I thought about taking some more tours, and maybe later I will regret that I haven't, but honestly I just needed to sit still for a bit and have a time of regular daily life with no travels and no new adventures. Although, everyday here there are some little adventures that happen just being in India and every once in a while, like at the sitar concert last night, I could pinch myself and say, " are in India listening to a sitar concert!" It is pretty amazing that I and whatever spirits or powers that may or may not be have let this happen for me (again!). I have also had time to look at my life and see that, in so many ways, I have had a remarkable time here, and have been blessed to experienced both the highest and lowest of what life
has to offer. That, in itself, is a gift that is not opened by everyone.

It's several days later, and I've had to change my flight from Chennai to Bangkok because my visa runs out December 16th. The only flight I could get using my old ticket is December 8th, which is fine because I'm ready to move on, except I still have not received any of my mail! I'm very frustrated with the India Post Office, and the way things are done here in general Which brings up a funny story. I was talking with someone here about how I've traveled all over the world, but haven't been across the United States. His response was, "why would you want to travel the States? There is nothing interesting there. They have no
culture." Then he went on to compare the thousands of years of Asian culture with the nothingness of
America (in his view). Now, I am far from being a flag waving zealot, but I felt a bit offended by his ignorance. My response was, "there is a culture in America, it is just a younger culture." I went on t describe pockets of distinctly American history and culture, but he was unimpressed. His response was that it was just a hodgepodge of borrowed cultures from other places. At that point I realized that pointing out to him that all human endeavor was "borrowed" from somewhere else would be futile, and it wasn't a conversation I was even interested in.

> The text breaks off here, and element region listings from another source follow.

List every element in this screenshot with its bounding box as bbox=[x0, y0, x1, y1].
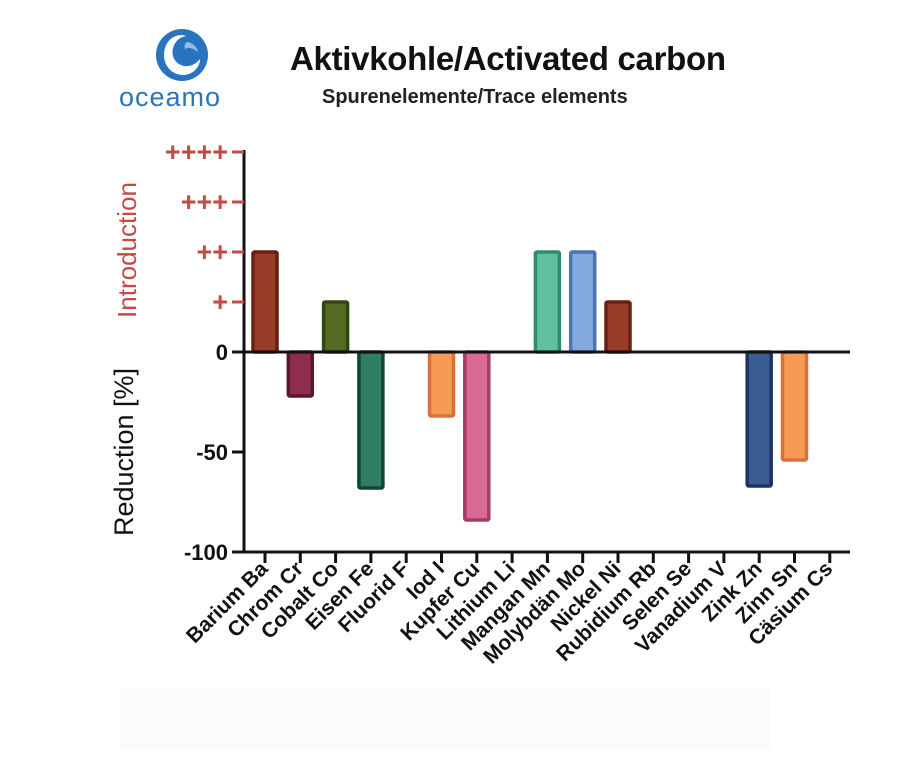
chart-title: Aktivkohle/Activated carbon bbox=[290, 40, 726, 77]
logo-text: oceamo bbox=[119, 82, 222, 112]
bar-barium-ba bbox=[251, 250, 279, 354]
bar-zinn-sn bbox=[780, 350, 809, 462]
intro-tick-label: ++++ bbox=[165, 137, 228, 167]
bar-molybd-n-mo bbox=[568, 250, 597, 354]
intro-tick-label: + bbox=[212, 287, 228, 317]
reduction-tick-label: -100 bbox=[184, 540, 228, 565]
wave-logo-icon bbox=[156, 29, 208, 81]
y-axis-label-introduction: Introduction bbox=[112, 182, 142, 318]
bar-zink-zn bbox=[745, 350, 773, 488]
reduction-tick-label: -50 bbox=[196, 440, 228, 465]
y-axis-label-reduction: Reduction [%] bbox=[109, 368, 139, 536]
chart-subtitle: Spurenelemente/Trace elements bbox=[322, 86, 628, 108]
intro-tick-label: +++ bbox=[181, 187, 228, 217]
label-background bbox=[120, 688, 770, 750]
oceamo-logo: oceamo bbox=[108, 28, 258, 112]
bars-layer bbox=[251, 250, 809, 522]
ticks-layer bbox=[232, 150, 832, 563]
reduction-tick-label: 0 bbox=[216, 340, 228, 365]
bar-kupfer-cu bbox=[463, 350, 491, 522]
bar-chrom-cr bbox=[286, 350, 315, 398]
bar-iod-i bbox=[427, 350, 456, 418]
bar-eisen-fe bbox=[357, 350, 385, 490]
bar-nickel-ni bbox=[604, 300, 632, 354]
bar-mangan-mn bbox=[533, 250, 562, 354]
intro-tick-label: ++ bbox=[196, 237, 228, 267]
bar-cobalt-co bbox=[321, 300, 350, 354]
axes-layer bbox=[242, 150, 850, 554]
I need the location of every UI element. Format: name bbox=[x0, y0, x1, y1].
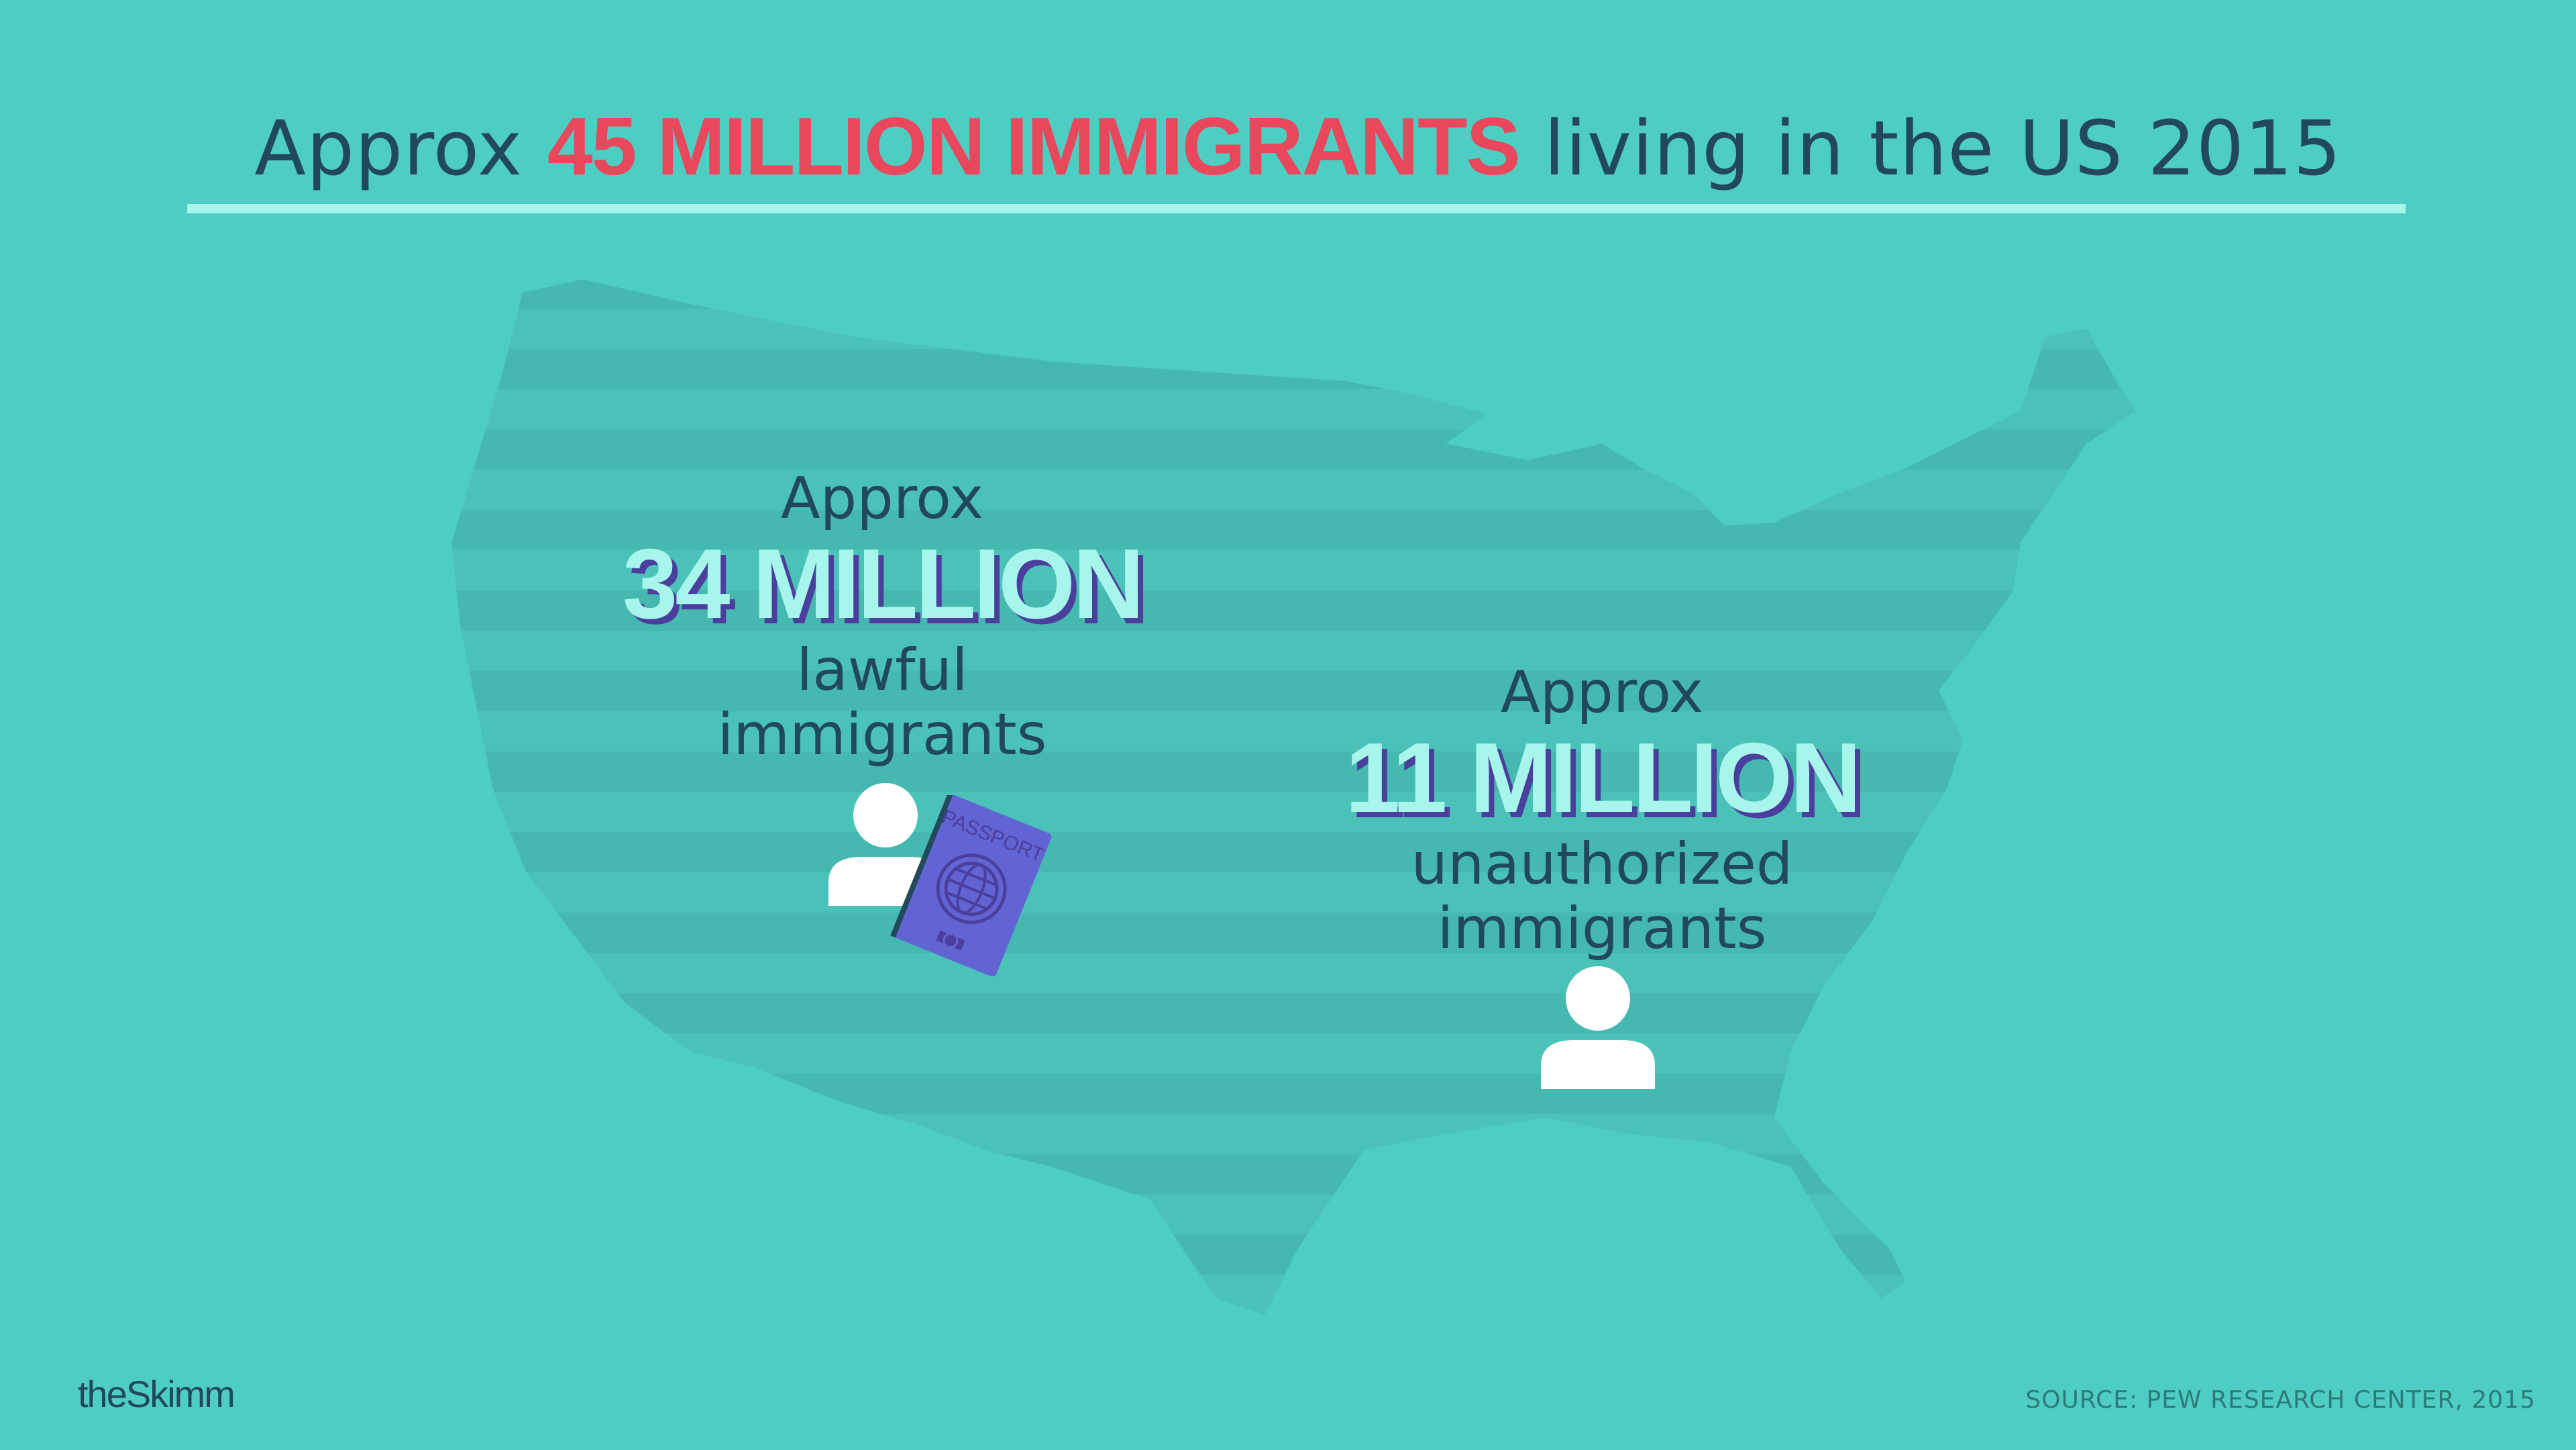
person-icon bbox=[1541, 966, 1655, 1089]
lawful-label-1: lawful bbox=[796, 637, 968, 704]
lawful-approx: Approx bbox=[780, 465, 984, 532]
map-stripe bbox=[451, 510, 2136, 550]
map-stripe bbox=[451, 1154, 2136, 1194]
map-stripe bbox=[451, 671, 2136, 711]
map-stripe bbox=[451, 1235, 2136, 1275]
map-stripe bbox=[451, 389, 2136, 429]
map-stripe bbox=[451, 279, 2136, 309]
map-stripe bbox=[451, 872, 2136, 913]
unauthorized-approx: Approx bbox=[1500, 659, 1704, 726]
map-stripe bbox=[451, 1114, 2136, 1154]
map-stripe bbox=[451, 1074, 2136, 1114]
map-stripe bbox=[451, 792, 2136, 832]
title-divider bbox=[187, 204, 2406, 213]
unauthorized-amount: 11 MILLION bbox=[1345, 723, 1862, 833]
map-stripe bbox=[451, 752, 2136, 792]
map-stripe bbox=[451, 429, 2136, 470]
unauthorized-immigrants-block: Approx 11 MILLION unauthorized immigrant… bbox=[1267, 660, 1937, 961]
map-stripe bbox=[451, 993, 2136, 1033]
map-stripe bbox=[451, 349, 2136, 389]
unauthorized-label-1: unauthorized bbox=[1411, 831, 1793, 898]
passport-icon: PASSPORT bbox=[890, 795, 1052, 976]
map-stripe bbox=[451, 711, 2136, 752]
map-stripe bbox=[451, 550, 2136, 590]
map-stripe bbox=[451, 1033, 2136, 1074]
theskimm-logo: theSkimm bbox=[78, 1373, 235, 1415]
unauthorized-label-2: immigrants bbox=[1437, 895, 1767, 962]
lawful-immigrants-block: Approx 34 MILLION lawful immigrants bbox=[547, 466, 1218, 767]
title-highlight: 45 MILLION IMMIGRANTS bbox=[547, 101, 1521, 192]
title-prefix: Approx bbox=[254, 105, 523, 193]
page-title: Approx 45 MILLION IMMIGRANTS living in t… bbox=[0, 99, 2576, 193]
title-suffix: living in the US 2015 bbox=[1544, 105, 2342, 193]
source-credit: SOURCE: PEW RESEARCH CENTER, 2015 bbox=[2025, 1386, 2536, 1414]
map-stripe bbox=[451, 832, 2136, 872]
map-stripe bbox=[451, 631, 2136, 671]
map-stripe bbox=[451, 309, 2136, 349]
map-stripe bbox=[451, 1275, 2136, 1315]
lawful-amount: 34 MILLION bbox=[622, 529, 1144, 639]
map-stripe bbox=[402, 1315, 2214, 1355]
map-stripe bbox=[451, 1194, 2136, 1235]
map-stripe bbox=[451, 590, 2136, 631]
lawful-label-2: immigrants bbox=[717, 701, 1047, 768]
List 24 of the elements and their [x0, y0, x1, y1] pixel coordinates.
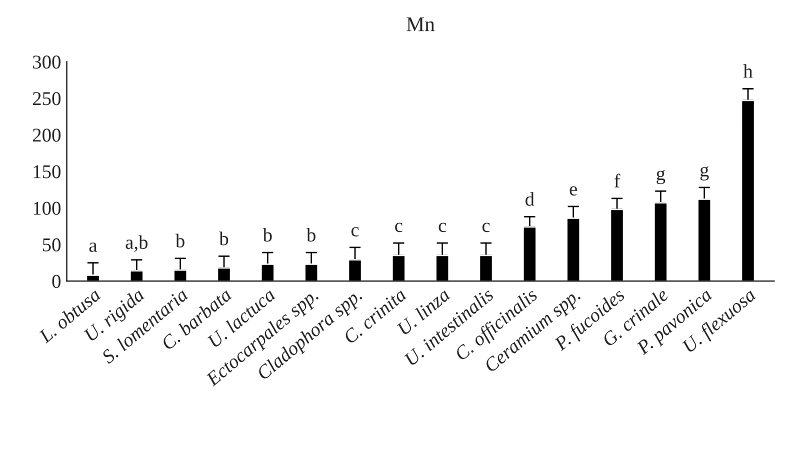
y-tick-label: 300 [33, 56, 61, 69]
y-tick-label: 150 [34, 165, 61, 178]
annotation: b [306, 228, 316, 242]
chart-title: Mn [406, 17, 435, 32]
y-tick-label: 0 [52, 274, 61, 288]
annotation: c [351, 227, 359, 237]
annotation: a,b [126, 235, 148, 252]
annotation: b [262, 228, 272, 242]
y-tick-label: 100 [34, 202, 61, 215]
annotation: c [395, 222, 402, 232]
annotation: g [656, 170, 666, 184]
y-tick-label: 50 [42, 238, 61, 252]
annotation: a [89, 242, 98, 252]
annotation: f [614, 174, 620, 188]
annotation: d [526, 192, 534, 206]
annotation: h [743, 64, 753, 78]
annotation: e [570, 186, 577, 196]
y-tick-label: 200 [32, 128, 61, 142]
annotation: b [175, 234, 184, 248]
annotation: b [219, 232, 228, 246]
y-tick-label: 250 [32, 92, 61, 106]
annotation: c [438, 222, 446, 232]
annotation: g [700, 166, 709, 181]
annotation: c [482, 222, 490, 232]
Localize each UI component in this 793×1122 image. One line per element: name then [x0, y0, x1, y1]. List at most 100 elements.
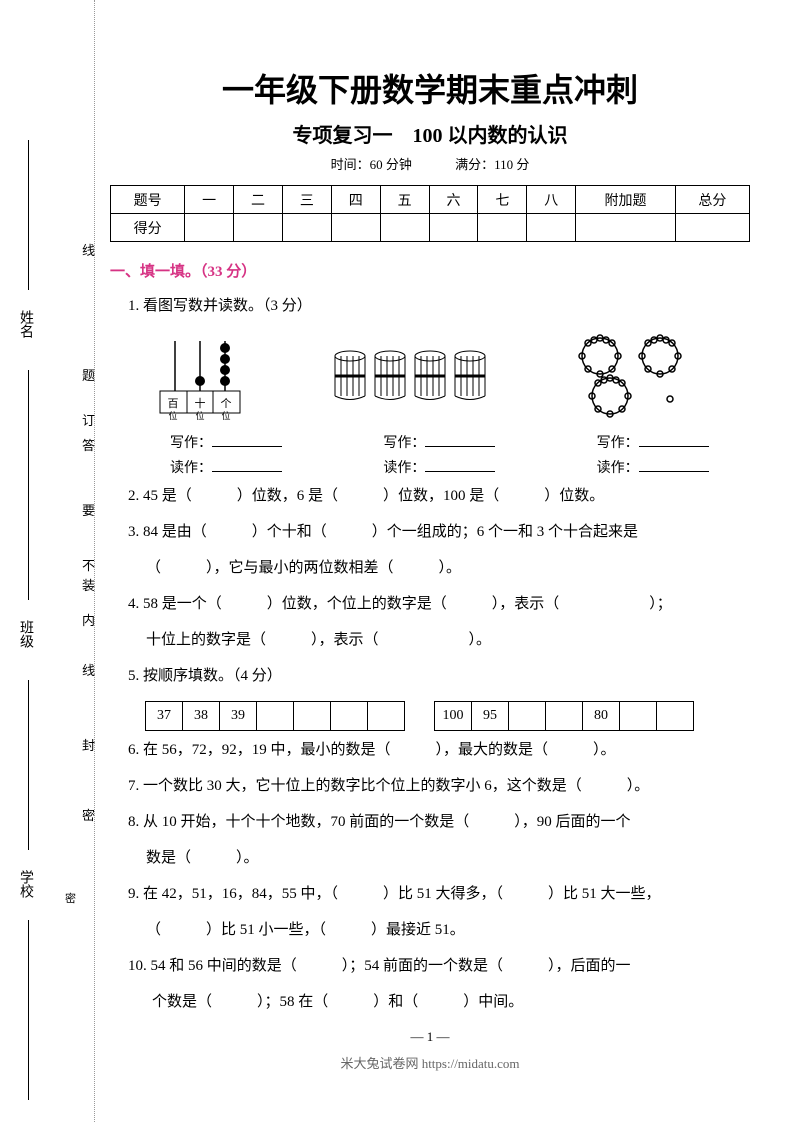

So today, when I was in the post office dealing with the impossibility of receiving a package sent two weeks ago, and received three different answers about where that package was currently according to one tracking number, and saw the chaos that is the India postal system, and added to that my experience of the bad roads, terrible buses, trashy streets, along with the common sight of well-dressed men casually taking a piss anywhere they please in public; some wellspring of no-culture American seething in two hundred years of genetic heritage from the back hills of West Virginia and the coal mines of Harlan County, Kentucky and the badlands of Hollywood and the beauteous land of Hawaii spued out of me, and I thought to myself, "if this is the result of thousands of years of culture, they can bloody have it!" I am, after all, a member of the human

So in this entry, you've got the good, the bad, and the ugly which is a fair example of what it is like to travel in India. Some days are magic, and some days are pissing in the wind. I think, even with meditation daily, this is a fair indication that it is time to move on from India, which I will be doing in another week or so.